The Effect of Exogenous Peroxiredoxin 6 on the State of Mesenteric Vessels and the Small Intestine in Ischemia–Reperfusion Injury

Oxidative stress is the main component of pathogenesis in ischemia–reperfusion injury. The administration of exogenous antioxidants suppresses oxidative stress and may decrease the severity of ischemia–reperfusion injury. The intestine is one of the most sensitive organs to the effect of ischemia–reperfusion. A rat model of a small intestine ischemia–reperfusion injury, based on occlusion of the superior mesenteric artery, was used in this work. Recombinant peroxiredoxin 6, a representative of an ancient family of peroxidases that are able to neutralize a broad range of both organic and inorganic peroxides, was used as an exogenous antioxidant. The intravenous administration of the exogenous peroxiredoxin 6 prior to ischemia–reperfusion minimizes tissue injury and reduces apoptotic cell death in the intestine and the mesenteric vessels. The impact of the exogenous peroxiredoxin 6 upon the NO level elevation in animal blood has been shown to be correlated with the enhanced inducible NO synthase expression. Thus, the use of exogenous peroxiredoxin 6 in ischemia–reperfusion injury of the intestine and the mesenteric vessels promotes normalization of the tissue redox homeostasis, structure protection, and restoration of the microvasculature.
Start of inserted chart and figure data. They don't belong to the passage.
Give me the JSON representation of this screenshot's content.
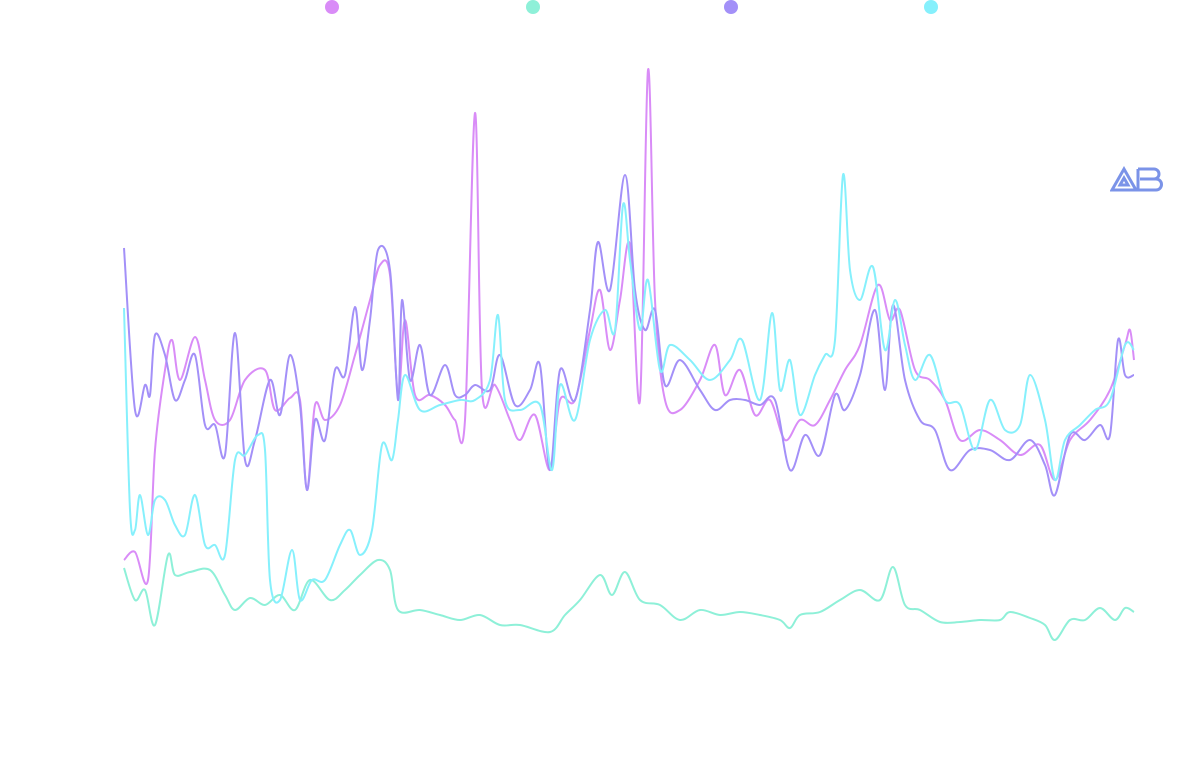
{
  "chart_data": {
    "type": "line",
    "title": "",
    "xlabel": "",
    "ylabel": "",
    "xlim": [
      0,
      1010
    ],
    "ylim": [
      0,
      66
    ],
    "grid": false,
    "legend_placement": "top",
    "series": [
      {
        "name": "",
        "color": "#d98cf7",
        "points": [
          [
            0,
            14
          ],
          [
            11,
            14.8
          ],
          [
            24,
            12
          ],
          [
            31,
            25
          ],
          [
            41,
            33
          ],
          [
            48,
            36
          ],
          [
            56,
            32
          ],
          [
            71,
            36.3
          ],
          [
            81,
            32
          ],
          [
            91,
            28
          ],
          [
            106,
            28
          ],
          [
            121,
            32
          ],
          [
            141,
            33
          ],
          [
            151,
            29
          ],
          [
            166,
            30.2
          ],
          [
            176,
            30
          ],
          [
            183,
            21
          ],
          [
            191,
            29.5
          ],
          [
            201,
            28
          ],
          [
            216,
            29.5
          ],
          [
            231,
            34.5
          ],
          [
            246,
            40
          ],
          [
            256,
            43.5
          ],
          [
            266,
            42.5
          ],
          [
            274,
            30.5
          ],
          [
            281,
            38
          ],
          [
            291,
            30.5
          ],
          [
            306,
            30.5
          ],
          [
            321,
            29.5
          ],
          [
            331,
            28
          ],
          [
            341,
            28
          ],
          [
            351,
            58.7
          ],
          [
            358,
            31
          ],
          [
            371,
            31.5
          ],
          [
            386,
            28
          ],
          [
            396,
            26
          ],
          [
            411,
            28.5
          ],
          [
            426,
            23
          ],
          [
            436,
            30
          ],
          [
            451,
            30
          ],
          [
            466,
            37
          ],
          [
            476,
            41
          ],
          [
            486,
            35
          ],
          [
            496,
            40
          ],
          [
            506,
            45.5
          ],
          [
            516,
            30
          ],
          [
            524,
            63
          ],
          [
            531,
            40
          ],
          [
            541,
            30
          ],
          [
            556,
            29
          ],
          [
            576,
            32
          ],
          [
            591,
            35.5
          ],
          [
            601,
            30.5
          ],
          [
            616,
            33
          ],
          [
            631,
            28.5
          ],
          [
            646,
            30
          ],
          [
            661,
            26
          ],
          [
            676,
            28
          ],
          [
            691,
            27.5
          ],
          [
            706,
            30
          ],
          [
            721,
            33
          ],
          [
            736,
            35.5
          ],
          [
            754,
            41.5
          ],
          [
            766,
            38
          ],
          [
            776,
            39
          ],
          [
            791,
            33
          ],
          [
            806,
            32
          ],
          [
            821,
            30
          ],
          [
            836,
            26
          ],
          [
            856,
            27
          ],
          [
            876,
            26
          ],
          [
            896,
            24.5
          ],
          [
            916,
            25.5
          ],
          [
            931,
            22
          ],
          [
            946,
            26
          ],
          [
            966,
            28
          ],
          [
            986,
            31
          ],
          [
            1001,
            35.5
          ],
          [
            1006,
            37
          ],
          [
            1010,
            34
          ]
        ]
      },
      {
        "name": "",
        "color": "#8ef0d8",
        "points": [
          [
            0,
            13.2
          ],
          [
            11,
            10
          ],
          [
            21,
            11
          ],
          [
            31,
            7.5
          ],
          [
            44,
            14.5
          ],
          [
            51,
            12.5
          ],
          [
            66,
            12.8
          ],
          [
            86,
            13
          ],
          [
            101,
            10.5
          ],
          [
            111,
            9
          ],
          [
            126,
            10.2
          ],
          [
            141,
            9.5
          ],
          [
            156,
            10.5
          ],
          [
            171,
            9
          ],
          [
            186,
            12
          ],
          [
            206,
            10
          ],
          [
            221,
            11
          ],
          [
            236,
            12.5
          ],
          [
            254,
            14
          ],
          [
            266,
            13
          ],
          [
            274,
            9
          ],
          [
            296,
            9
          ],
          [
            316,
            8.5
          ],
          [
            336,
            8
          ],
          [
            356,
            8.5
          ],
          [
            376,
            7.5
          ],
          [
            396,
            7.5
          ],
          [
            426,
            6.8
          ],
          [
            441,
            8.5
          ],
          [
            456,
            10
          ],
          [
            476,
            12.5
          ],
          [
            488,
            10.5
          ],
          [
            501,
            12.8
          ],
          [
            516,
            10
          ],
          [
            536,
            9.5
          ],
          [
            556,
            8
          ],
          [
            576,
            9
          ],
          [
            596,
            8.5
          ],
          [
            616,
            8.8
          ],
          [
            636,
            8.5
          ],
          [
            656,
            8
          ],
          [
            666,
            7.2
          ],
          [
            676,
            8.5
          ],
          [
            696,
            8.8
          ],
          [
            716,
            10
          ],
          [
            736,
            11
          ],
          [
            756,
            10
          ],
          [
            769,
            13.3
          ],
          [
            781,
            9.5
          ],
          [
            796,
            9
          ],
          [
            816,
            7.8
          ],
          [
            836,
            7.8
          ],
          [
            856,
            8
          ],
          [
            876,
            8
          ],
          [
            886,
            8.8
          ],
          [
            906,
            8.2
          ],
          [
            921,
            7.5
          ],
          [
            931,
            6
          ],
          [
            946,
            8
          ],
          [
            961,
            8
          ],
          [
            976,
            9.2
          ],
          [
            991,
            8
          ],
          [
            1001,
            9.2
          ],
          [
            1010,
            8.8
          ]
        ]
      },
      {
        "name": "",
        "color": "#a390f8",
        "points": [
          [
            0,
            45.2
          ],
          [
            11,
            29
          ],
          [
            21,
            31.5
          ],
          [
            26,
            30.5
          ],
          [
            31,
            36.5
          ],
          [
            41,
            34.5
          ],
          [
            51,
            30
          ],
          [
            61,
            32
          ],
          [
            71,
            34.5
          ],
          [
            81,
            27.5
          ],
          [
            91,
            27.5
          ],
          [
            101,
            24.5
          ],
          [
            111,
            36.7
          ],
          [
            121,
            24
          ],
          [
            131,
            26
          ],
          [
            146,
            32
          ],
          [
            156,
            28.5
          ],
          [
            166,
            34.5
          ],
          [
            176,
            29.5
          ],
          [
            183,
            21
          ],
          [
            191,
            28
          ],
          [
            201,
            26
          ],
          [
            211,
            33
          ],
          [
            221,
            32.5
          ],
          [
            231,
            39.3
          ],
          [
            238,
            33
          ],
          [
            246,
            38
          ],
          [
            254,
            45
          ],
          [
            266,
            43
          ],
          [
            274,
            30
          ],
          [
            278,
            40
          ],
          [
            286,
            32
          ],
          [
            296,
            35.5
          ],
          [
            306,
            30.5
          ],
          [
            321,
            33.5
          ],
          [
            331,
            30.5
          ],
          [
            341,
            30.5
          ],
          [
            351,
            31.5
          ],
          [
            366,
            31
          ],
          [
            376,
            34.5
          ],
          [
            391,
            29.5
          ],
          [
            406,
            31
          ],
          [
            416,
            33.5
          ],
          [
            426,
            23
          ],
          [
            436,
            33
          ],
          [
            451,
            30
          ],
          [
            466,
            39
          ],
          [
            474,
            45.8
          ],
          [
            486,
            41
          ],
          [
            501,
            52.5
          ],
          [
            511,
            41
          ],
          [
            521,
            37
          ],
          [
            531,
            39
          ],
          [
            541,
            31.5
          ],
          [
            556,
            34
          ],
          [
            576,
            31
          ],
          [
            591,
            29
          ],
          [
            606,
            30
          ],
          [
            621,
            30
          ],
          [
            636,
            29.5
          ],
          [
            651,
            30
          ],
          [
            666,
            23
          ],
          [
            681,
            26.5
          ],
          [
            696,
            24.5
          ],
          [
            711,
            30.5
          ],
          [
            721,
            29
          ],
          [
            736,
            32.5
          ],
          [
            751,
            39
          ],
          [
            761,
            31
          ],
          [
            769,
            39.5
          ],
          [
            781,
            32
          ],
          [
            796,
            28
          ],
          [
            811,
            27
          ],
          [
            826,
            23
          ],
          [
            846,
            25
          ],
          [
            866,
            25
          ],
          [
            886,
            24
          ],
          [
            906,
            26
          ],
          [
            921,
            23.5
          ],
          [
            931,
            20.5
          ],
          [
            946,
            26.5
          ],
          [
            961,
            26
          ],
          [
            976,
            27.5
          ],
          [
            986,
            26.5
          ],
          [
            994,
            36
          ],
          [
            1001,
            32.5
          ],
          [
            1010,
            32.5
          ]
        ]
      },
      {
        "name": "",
        "color": "#86f0fc",
        "points": [
          [
            0,
            39.2
          ],
          [
            6,
            19
          ],
          [
            11,
            17
          ],
          [
            16,
            20.5
          ],
          [
            24,
            16.5
          ],
          [
            31,
            20
          ],
          [
            41,
            20
          ],
          [
            51,
            17.5
          ],
          [
            61,
            16.5
          ],
          [
            71,
            20.5
          ],
          [
            81,
            15.5
          ],
          [
            91,
            15.5
          ],
          [
            101,
            14.5
          ],
          [
            111,
            24
          ],
          [
            121,
            24.5
          ],
          [
            134,
            26.5
          ],
          [
            141,
            25
          ],
          [
            146,
            12
          ],
          [
            156,
            10
          ],
          [
            168,
            15
          ],
          [
            176,
            10
          ],
          [
            188,
            12
          ],
          [
            201,
            12
          ],
          [
            216,
            15.5
          ],
          [
            226,
            17
          ],
          [
            236,
            14.5
          ],
          [
            248,
            17
          ],
          [
            258,
            25.5
          ],
          [
            268,
            24
          ],
          [
            274,
            28
          ],
          [
            281,
            32.5
          ],
          [
            296,
            29
          ],
          [
            316,
            29.5
          ],
          [
            336,
            30
          ],
          [
            351,
            30
          ],
          [
            366,
            32
          ],
          [
            374,
            38.5
          ],
          [
            381,
            30
          ],
          [
            396,
            29
          ],
          [
            416,
            29.5
          ],
          [
            428,
            23
          ],
          [
            436,
            31.5
          ],
          [
            451,
            28
          ],
          [
            466,
            36
          ],
          [
            481,
            39
          ],
          [
            491,
            37
          ],
          [
            499,
            49.5
          ],
          [
            506,
            44
          ],
          [
            516,
            37
          ],
          [
            524,
            42
          ],
          [
            536,
            33
          ],
          [
            546,
            35.5
          ],
          [
            566,
            34
          ],
          [
            586,
            32
          ],
          [
            606,
            34
          ],
          [
            618,
            36
          ],
          [
            636,
            30
          ],
          [
            648,
            38.7
          ],
          [
            656,
            31
          ],
          [
            666,
            34
          ],
          [
            676,
            28.5
          ],
          [
            691,
            32.5
          ],
          [
            701,
            34.5
          ],
          [
            711,
            36
          ],
          [
            719,
            52.5
          ],
          [
            726,
            43
          ],
          [
            736,
            40
          ],
          [
            749,
            43.3
          ],
          [
            761,
            35
          ],
          [
            771,
            40
          ],
          [
            781,
            35.5
          ],
          [
            791,
            32
          ],
          [
            806,
            34.5
          ],
          [
            821,
            30
          ],
          [
            836,
            29.5
          ],
          [
            851,
            25
          ],
          [
            866,
            30
          ],
          [
            881,
            27
          ],
          [
            896,
            27.5
          ],
          [
            906,
            32.5
          ],
          [
            921,
            28
          ],
          [
            931,
            22
          ],
          [
            941,
            26
          ],
          [
            956,
            27.5
          ],
          [
            971,
            29
          ],
          [
            986,
            30
          ],
          [
            1001,
            35.5
          ],
          [
            1010,
            35
          ]
        ]
      }
    ]
  },
  "logo": {
    "text": "AB",
    "color": "#7b93e8"
  }
}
Construction of a fusion enzyme exhibiting superoxide dismutase and peroxidase activity

A chimeric gene construct encoding human peroxiredoxin 6 and Mn-superoxide dismutase from Escherichia coli was developed. Conditions for expression of the fusion protein in E. coli cell were optimized. Fusing of the enzymes into a single polypeptide chain with peroxiredoxin 6 at the N-terminus (PSH) did not affect their activities. On the contrary, the chimeric protein with reverse order of enzymes (SPH) was not obtained in a water-soluble active form. The active chimeric protein (PSH) exhibiting both peroxidase and superoxide dismutase activities was prepared and its physicochemical properties were characterized.